I wanted to share a very memorable event that happened last night concerning me finally "coming out" as an alcohol addict to my wife of 20+ years (with most of the gory details, but not all) and an explanation of TSM and why I chose it. My wife has never, ever heard of Naltrexone and is totally unaware of alcohol treatment options. She is a scientist, though, so I thought that might help.
For the past three weeks since starting TSM, I've felt like a whole new man. I'm happy, barely drinking, reading at night (which I haven't done in years), playing games with the kids, laughing, running errands without stopping at the liquor store, etc... I thought SURELY she's noticed a difference. Well, I told her the "whole truth" about how I started drinking straight liquor about 11 years ago (first it was Coconut Rum), then progressed to Captain Morgan, and then to vodka about four years ago -- compulsively, every night, no exceptions. To my surprise, she tells me she had no idea that I ever drank vodka nor any idea that I ever had more than 1 or 2 beers. She said she's never perceived me to be drunk, ever, and that she doesn't think anyone else has ever seen me that way. The way I was experiencing it, I was slurring my words, stumbling, acting stuporous, and sometimes being obnoxious. I don't think she's in denial or anything, I just think I'm that good at tricking people. What do you guys think?
Then, to my pleasant surprise, she thought TSM sounded reasonable and she was all for it. She also mentioned that she wishes some of our friends who have alcohol-addicted husbands could find something like this. She was all about the endorphin-blocking and operant conditioning and didn't really require any further explanation.
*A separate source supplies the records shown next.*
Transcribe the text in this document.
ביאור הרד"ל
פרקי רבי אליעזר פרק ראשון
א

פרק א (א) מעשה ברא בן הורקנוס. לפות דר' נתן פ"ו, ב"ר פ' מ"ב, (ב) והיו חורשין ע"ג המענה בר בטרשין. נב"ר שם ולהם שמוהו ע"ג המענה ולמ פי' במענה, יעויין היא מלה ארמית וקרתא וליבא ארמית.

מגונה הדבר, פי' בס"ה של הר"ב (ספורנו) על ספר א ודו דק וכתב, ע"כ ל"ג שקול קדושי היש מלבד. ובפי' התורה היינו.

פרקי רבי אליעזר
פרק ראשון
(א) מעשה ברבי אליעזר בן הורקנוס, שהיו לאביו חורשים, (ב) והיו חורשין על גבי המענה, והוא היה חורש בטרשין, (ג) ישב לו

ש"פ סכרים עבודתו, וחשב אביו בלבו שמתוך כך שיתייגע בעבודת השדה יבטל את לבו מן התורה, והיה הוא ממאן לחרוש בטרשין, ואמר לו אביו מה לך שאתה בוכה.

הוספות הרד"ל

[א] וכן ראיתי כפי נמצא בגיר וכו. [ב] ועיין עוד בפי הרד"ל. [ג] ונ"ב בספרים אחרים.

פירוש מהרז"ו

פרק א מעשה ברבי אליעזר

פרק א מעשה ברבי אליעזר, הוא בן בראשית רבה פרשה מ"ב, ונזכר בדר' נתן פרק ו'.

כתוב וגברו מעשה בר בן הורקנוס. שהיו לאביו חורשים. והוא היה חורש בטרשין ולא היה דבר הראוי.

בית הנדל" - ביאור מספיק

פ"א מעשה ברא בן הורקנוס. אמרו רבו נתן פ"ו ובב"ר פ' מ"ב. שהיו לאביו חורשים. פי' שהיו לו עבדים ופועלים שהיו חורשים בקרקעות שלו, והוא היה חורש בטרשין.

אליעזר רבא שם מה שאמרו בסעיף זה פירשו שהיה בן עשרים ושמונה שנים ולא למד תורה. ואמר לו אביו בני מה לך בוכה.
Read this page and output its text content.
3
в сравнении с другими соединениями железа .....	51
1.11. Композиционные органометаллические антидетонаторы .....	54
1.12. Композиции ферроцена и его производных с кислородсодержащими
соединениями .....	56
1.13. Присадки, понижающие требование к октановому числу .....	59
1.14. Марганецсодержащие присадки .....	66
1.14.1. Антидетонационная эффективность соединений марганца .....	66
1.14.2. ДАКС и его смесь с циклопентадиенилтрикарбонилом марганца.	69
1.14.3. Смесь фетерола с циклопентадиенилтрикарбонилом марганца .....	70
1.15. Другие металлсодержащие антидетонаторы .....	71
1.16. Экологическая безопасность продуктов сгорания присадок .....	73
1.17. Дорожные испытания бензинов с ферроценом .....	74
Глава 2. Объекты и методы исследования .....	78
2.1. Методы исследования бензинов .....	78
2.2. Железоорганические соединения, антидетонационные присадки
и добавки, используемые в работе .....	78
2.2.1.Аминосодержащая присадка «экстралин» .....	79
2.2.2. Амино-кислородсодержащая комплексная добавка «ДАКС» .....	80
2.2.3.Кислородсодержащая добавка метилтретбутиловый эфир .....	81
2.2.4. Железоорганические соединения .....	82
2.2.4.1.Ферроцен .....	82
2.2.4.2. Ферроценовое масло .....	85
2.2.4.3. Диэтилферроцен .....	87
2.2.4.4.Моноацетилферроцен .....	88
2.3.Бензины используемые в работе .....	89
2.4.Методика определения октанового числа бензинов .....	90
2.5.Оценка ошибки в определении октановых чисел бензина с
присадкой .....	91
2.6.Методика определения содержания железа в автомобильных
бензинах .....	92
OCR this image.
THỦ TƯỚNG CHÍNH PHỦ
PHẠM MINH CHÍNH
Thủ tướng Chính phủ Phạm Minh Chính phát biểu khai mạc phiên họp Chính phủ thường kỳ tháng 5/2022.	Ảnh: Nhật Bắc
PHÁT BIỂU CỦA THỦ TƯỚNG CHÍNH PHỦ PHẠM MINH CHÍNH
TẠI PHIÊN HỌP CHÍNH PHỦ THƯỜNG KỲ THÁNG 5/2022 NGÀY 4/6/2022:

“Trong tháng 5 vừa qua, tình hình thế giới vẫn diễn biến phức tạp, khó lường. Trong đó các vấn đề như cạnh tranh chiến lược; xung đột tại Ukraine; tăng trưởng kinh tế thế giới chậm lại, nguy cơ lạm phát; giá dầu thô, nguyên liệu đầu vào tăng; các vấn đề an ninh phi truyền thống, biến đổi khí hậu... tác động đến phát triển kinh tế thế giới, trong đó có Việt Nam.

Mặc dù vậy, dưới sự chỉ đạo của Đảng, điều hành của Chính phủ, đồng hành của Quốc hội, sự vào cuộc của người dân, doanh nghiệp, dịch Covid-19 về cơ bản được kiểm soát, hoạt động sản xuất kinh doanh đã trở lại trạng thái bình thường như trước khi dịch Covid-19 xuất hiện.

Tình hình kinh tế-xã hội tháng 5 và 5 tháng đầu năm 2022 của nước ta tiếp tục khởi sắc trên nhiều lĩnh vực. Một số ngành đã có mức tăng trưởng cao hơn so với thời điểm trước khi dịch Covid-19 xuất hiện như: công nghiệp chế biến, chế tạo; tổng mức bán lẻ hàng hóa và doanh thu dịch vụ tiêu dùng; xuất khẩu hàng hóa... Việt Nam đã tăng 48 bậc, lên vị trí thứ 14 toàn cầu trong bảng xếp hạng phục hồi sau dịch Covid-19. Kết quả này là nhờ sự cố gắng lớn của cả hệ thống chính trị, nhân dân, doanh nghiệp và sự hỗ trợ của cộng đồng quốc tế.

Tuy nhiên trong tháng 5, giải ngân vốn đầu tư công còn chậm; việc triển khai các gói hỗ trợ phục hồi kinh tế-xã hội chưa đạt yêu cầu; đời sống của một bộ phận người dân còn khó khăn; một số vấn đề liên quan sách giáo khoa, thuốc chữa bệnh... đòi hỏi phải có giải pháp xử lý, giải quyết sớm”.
I told her that I like TSM because it's pretty drama-free compared to other options (e.g. 28 days in rehab at $30K, "relapses" and all that bullcrap). I said we don't really even need to talk about it anymore and that I'm doing better. She gave me a big hug and I think we felt really, really close to each other last night. It was a beautiful experience of love and marriage.
Onwards towards extinction!!! I'm beginning to think I'm more like a lab rat than a human as this is working so well for me. Hmm.